Definition 9.3.1. Two vectors $$u,v\in V$$ are orthogonal (denoted $$u\bot v$$) if $$\inner{u}{v}=0$$.

Note that the zero vector is the only vector that is orthogonal to itself. In fact, the zero vector is orthogonal to every vector $$v\in V$$.

Theorem 9.3.2. (Pythagorean Theorem). If $$u,v\in V$$, an inner product space, with $$u\bot v$$, then $$\norm{\cdot}$$ defined by $$\norm{v}:=\sqrt{\inner{v}{v}}$$ obeys

$\norm{u+v}^2 = \norm{u}^2 + \norm{v}^2.$

Proof. Suppose $$u,v\in V$$ such that $$u\bot v$$. Then
\begin{equation*}
\begin{split}
\norm{u+v}^2 &= \inner{u+v}{u+v}
= \norm{u}^2 + \norm{v}^2 + \inner{u}{v} + \inner{v}{u}\\
&= \norm{u}^2 + \norm{v}^2.
\end{split}
\end{equation*}

Note that the converse of the Pythagorean Theorem holds for real vector spaces since, in that case, $$\inner{u}{v}+\inner{v}{u}=2\mathrm{Re} \inner{u}{v} =0$$.

Given two vectors $$u,v\in V$$ with $$v\neq 0$$, we can uniquely decompose $$u$$ into two pieces: one piece parallel to $$v$$ and one piece orthogonal to $$v$$. This is called an orthogonal decomposition. More precisely, we have
\begin{equation*}
u=u_1+u_2,
\end{equation*}
where $$u_1=a v$$ and $$u_2\bot v$$ for some scalar $$a \in \mathbb{F}$$. To obtain such a decomposition, write $$u_2=u-u_1=u-av$$. Then, for $$u_2$$ to be
orthogonal to $$v$$, we need
\begin{equation*}
0 = \inner{u-av}{v} = \inner{u}{v} - a\norm{v}^2.
\end{equation*}
Solving for $$a$$ yields $$a=\inner{u}{v}/\norm{v}^2$$ so that
\begin{equation}\label{eq:orthogonal decomp}
u=\frac{\inner{u}{v}}{\norm{v}^2} v + \left( u-\frac{\inner{u}{v}}{\norm{v}^2} v \right). \tag{9.3.1}
\end{equation}

This decomposition is particularly useful since it allows us to provide a simple proof for the Cauchy-Schwarz inequality.

Theorem 9.3.3 (Cauchy-Schwarz inequality). Given any $$u,v\in V$$, we have

$|\inner{u}{v}| \le \norm{u} \norm{v}.$

Furthermore, equality holds if and only if $$u$$ and $$v$$ are linearly dependent, i.e., are scalar multiples of each other.

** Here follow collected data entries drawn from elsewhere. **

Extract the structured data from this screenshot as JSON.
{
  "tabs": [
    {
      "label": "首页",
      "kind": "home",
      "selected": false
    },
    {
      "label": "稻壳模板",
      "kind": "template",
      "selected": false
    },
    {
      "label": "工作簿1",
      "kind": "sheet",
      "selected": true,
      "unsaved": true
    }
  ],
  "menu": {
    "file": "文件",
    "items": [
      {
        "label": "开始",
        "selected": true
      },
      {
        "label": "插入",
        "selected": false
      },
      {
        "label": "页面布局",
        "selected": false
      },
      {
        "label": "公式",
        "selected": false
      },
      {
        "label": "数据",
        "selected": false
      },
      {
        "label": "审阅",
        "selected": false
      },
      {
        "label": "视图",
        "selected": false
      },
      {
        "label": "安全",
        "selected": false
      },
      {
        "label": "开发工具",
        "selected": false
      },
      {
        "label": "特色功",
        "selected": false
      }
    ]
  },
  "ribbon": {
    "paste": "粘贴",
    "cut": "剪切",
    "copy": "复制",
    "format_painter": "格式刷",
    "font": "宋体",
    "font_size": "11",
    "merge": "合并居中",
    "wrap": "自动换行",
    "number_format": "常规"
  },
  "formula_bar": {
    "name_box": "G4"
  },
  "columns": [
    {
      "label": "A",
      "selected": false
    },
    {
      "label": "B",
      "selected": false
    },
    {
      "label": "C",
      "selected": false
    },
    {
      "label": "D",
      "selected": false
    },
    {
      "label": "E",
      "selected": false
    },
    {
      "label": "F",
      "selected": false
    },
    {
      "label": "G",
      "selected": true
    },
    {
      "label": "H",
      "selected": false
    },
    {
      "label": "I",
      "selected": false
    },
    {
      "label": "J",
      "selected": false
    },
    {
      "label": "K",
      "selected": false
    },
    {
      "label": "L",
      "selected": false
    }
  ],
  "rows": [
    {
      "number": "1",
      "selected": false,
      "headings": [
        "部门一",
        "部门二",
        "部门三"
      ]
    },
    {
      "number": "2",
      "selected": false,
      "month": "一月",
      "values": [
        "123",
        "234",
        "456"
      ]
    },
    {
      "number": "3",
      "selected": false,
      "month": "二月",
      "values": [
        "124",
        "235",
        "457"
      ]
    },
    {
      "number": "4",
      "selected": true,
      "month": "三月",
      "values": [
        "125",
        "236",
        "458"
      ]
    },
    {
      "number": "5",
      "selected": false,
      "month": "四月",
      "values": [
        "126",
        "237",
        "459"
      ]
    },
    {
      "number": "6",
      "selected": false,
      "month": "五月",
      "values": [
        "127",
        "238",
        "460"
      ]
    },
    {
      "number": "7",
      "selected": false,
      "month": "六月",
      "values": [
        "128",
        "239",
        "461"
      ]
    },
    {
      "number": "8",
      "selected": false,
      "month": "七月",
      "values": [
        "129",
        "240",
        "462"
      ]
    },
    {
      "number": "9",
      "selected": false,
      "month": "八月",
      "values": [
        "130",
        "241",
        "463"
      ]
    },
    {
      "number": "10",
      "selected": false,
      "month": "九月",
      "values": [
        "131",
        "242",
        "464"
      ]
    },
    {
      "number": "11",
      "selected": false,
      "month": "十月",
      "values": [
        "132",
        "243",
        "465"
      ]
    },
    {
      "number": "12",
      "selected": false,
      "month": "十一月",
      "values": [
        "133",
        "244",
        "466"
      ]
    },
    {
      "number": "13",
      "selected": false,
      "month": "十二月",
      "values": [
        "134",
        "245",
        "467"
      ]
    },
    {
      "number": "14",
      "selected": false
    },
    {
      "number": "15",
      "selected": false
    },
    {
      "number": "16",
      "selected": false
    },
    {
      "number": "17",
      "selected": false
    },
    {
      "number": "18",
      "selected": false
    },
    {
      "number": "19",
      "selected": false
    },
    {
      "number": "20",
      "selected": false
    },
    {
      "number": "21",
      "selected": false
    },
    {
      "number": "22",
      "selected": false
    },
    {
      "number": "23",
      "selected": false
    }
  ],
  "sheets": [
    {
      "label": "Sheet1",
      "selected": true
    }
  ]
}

Proof. If $$v=0$$, then both sides of the inequality are zero. Hence, assume that $$v\neq 0$$, and consider the orthogonal decomposition
\begin{equation*}
u = \frac{\inner{u}{v}}{\norm{v}^2} v + w
\end{equation*}
where $$w\bot v$$. By the Pythagorean theorem, we have
\begin{equation*}
\norm{u}^2 = \left\| \frac{\inner{u}{v}}{\norm{v}^2}v \right\|^2 + \norm{w}^2
= \frac{|\inner{u}{v}|^2}{\norm{v}^2} + \norm{w}^2 \ge \frac{|\inner{u}{v}|^2}{\norm{v}^2}.
\end{equation*}
Multiplying both sides by $$\norm{v}^2$$ and taking the square root then yields the Cauchy-Schwarz inequality.
Note that we get equality in the above arguments if and only if $$w=0$$. But, by Equation (9.3.1), this means that $$u$$ and $$v$$ are linearly dependent.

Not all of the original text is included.